The Symbian^3 OS on the Nokia N8 has three home screens that can be customised with live widgets.

Extra widgets can be downloaded from Nokia's Ovi Store. Though the Ovi Store has steadily improved since its release, it has far less apps than its competitors (about 13,000); there is still no official Symbian app for Twitter, eBay, PayPal or Dropbox (to name just a few). There is also a distinct lack of apps that have a 'wow' factor, such as 3D games, and the store itself isn't as easy to use as its competitors. Strangely, the Ovi Store isn't preloaded on the Nokia N8 — tapping the shortcut directs you to download and install the app.

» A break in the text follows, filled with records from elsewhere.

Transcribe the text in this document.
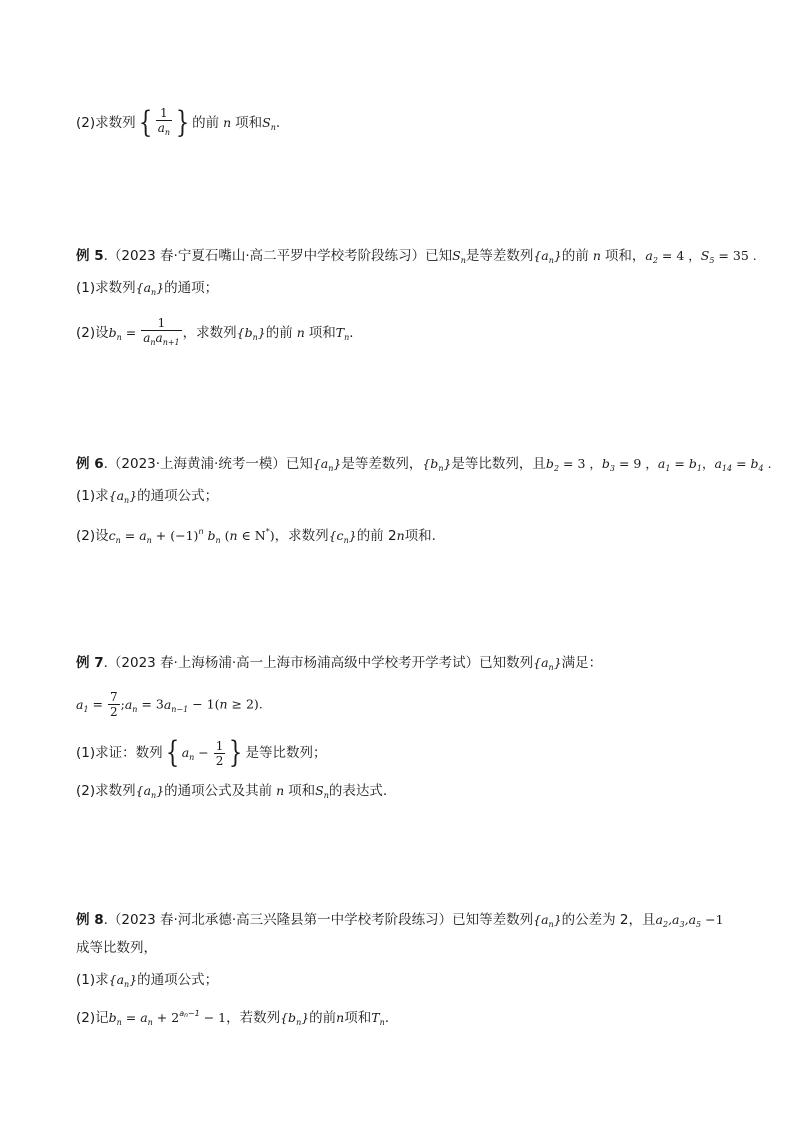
(2)求数列{ $\frac{1}{a_n}$ } 的前 n 项和$S_n$.
例 5.（2023 春·宁夏石嘴山·高二平罗中学校考阶段练习）已知$S_n$是等差数列$\{a_n\}$的前 n 项和，$a_2 = 4$ ，$S_5 = 35$ .
(1)求数列$\{a_n\}$的通项；
(2)设$b_n = \frac{1}{a_na_{n+1}}$ ，求数列$\{b_n\}$的前 n 项和$T_n$.
例 6.（2023·上海黄浦·统考一模）已知$\{a_n\}$是等差数列，$\{b_n\}$是等比数列，且$b_2 = 3$ ，$b_3 = 9$ ，$a_1 = b_1$，$a_{14} = b_4$ .
(1)求$\{a_n\}$的通项公式；
(2)设$c_n = a_n + (-1)^n$ $b_n$ (n ∈ N*)，求数列$\{c_n\}$的前 2n项和.
例 7.（2023 春·上海杨浦·高一上海市杨浦高级中学校考开学考试）已知数列$\{a_n\}$满足：
$a_1 = \frac{7}{2}$ $;a_n = 3a_{n-1} - 1(n \ge 2)$.
(1)求证：数列{ $a_n - \frac{1}{2}$ } 是等比数列；
(2)求数列$\{a_n\}$的通项公式及其前 n 项和$S_n$的表达式.
例 8.（2023 春·河北承德·高三兴隆县第一中学校考阶段练习）已知等差数列$\{a_n\}$的公差为 2，且$a_2,a_3,a_5 -1$
成等比数列，
(1)求$\{a_n\}$的通项公式；
(2)记$b_n = a_n + 2^{a_n-1} - 1$，若数列$\{b_n\}$的前n项和$T_n$.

It's not all bad news: the preloaded Ovi Maps application includes a lifetime, free subscription to full turn-by-turn navigation, which is a nice feature considering you have to pay up to $100 for the same service on the iPhone and other smartphones. The upgraded music player is slicker than ever and displays albums in a similar "cover flow" style to the iPhone. The N8 handles multimedia better than a lot of smartphones we've tested, with sound quality a particular highlight, along with the range of file formats supported. But the entire user experience of the Nokia N8 ultimately leaves a sour taste in your mouth. The N8 is packed to brim with features and has the best camera we've ever seen on a smartphone, but this isn't enough to compete with slick and easy-to-use competitors. And that is truly a shame.

The Nokia N8 is available through all Australian carriers (Telstra, Optus and VHA) but is also sold through online store MobiCity.